La scelta di utilizzare Blink come motore di rendering su Android è stata ben ponderata, infatti il team di Microsoft ha intenzione di sfruttare al meglio le tecnologie core web platform del Robottino Verde, cosi da offrire le migliori prestazioni senza "reinventare la ruota" o creare nuovi standard che andrebbero inevitabilmente a perdere rispetto alle funzionalità offerte da Google.

La beta di Edge per iOS è già disponibile per gli utenti del TestFlight system, mentre per Android sarà disponibile a breve tramite Play Store.
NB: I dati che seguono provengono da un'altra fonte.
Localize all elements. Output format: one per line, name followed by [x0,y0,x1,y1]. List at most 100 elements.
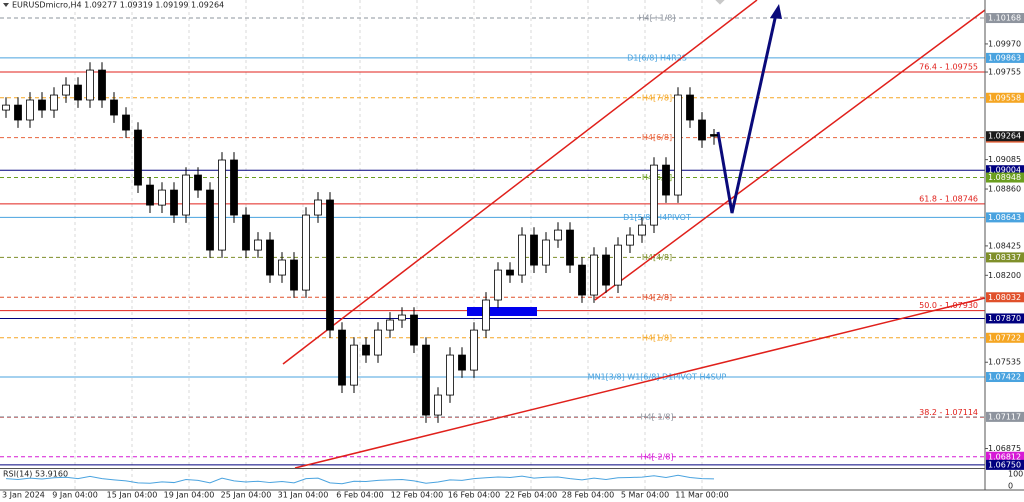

Microsoft vuole sfruttare l'esperienza maturata nello sviluppo di Windows 10, ascoltando da vicino il feedback dei propri utenti e rilasciando build molto spesso per arrivare poi ad un prodotto finito e stabile in tempi relativamente brevi. Gli sviluppatori infatti sperano di rilasciare la prima stabile release entro la fine del 2017.

Per evitare confusione e non far scattare il trigger di alcuni siti web, che potrebbero attivare accidentalmente la GUI per la versione desktop di Edge, in queste prime build la versione di testing del browser su Android e iOS utilizzerà un User Agent identico a quello dei browser di riferimento della piattaforma (dunque Safari e Chrome), ma nel prossimo futuro gli sviluppatori includeranno nuovi token nell'user-agent string cosi da permettere l'identificazione della versione mobile di Edge.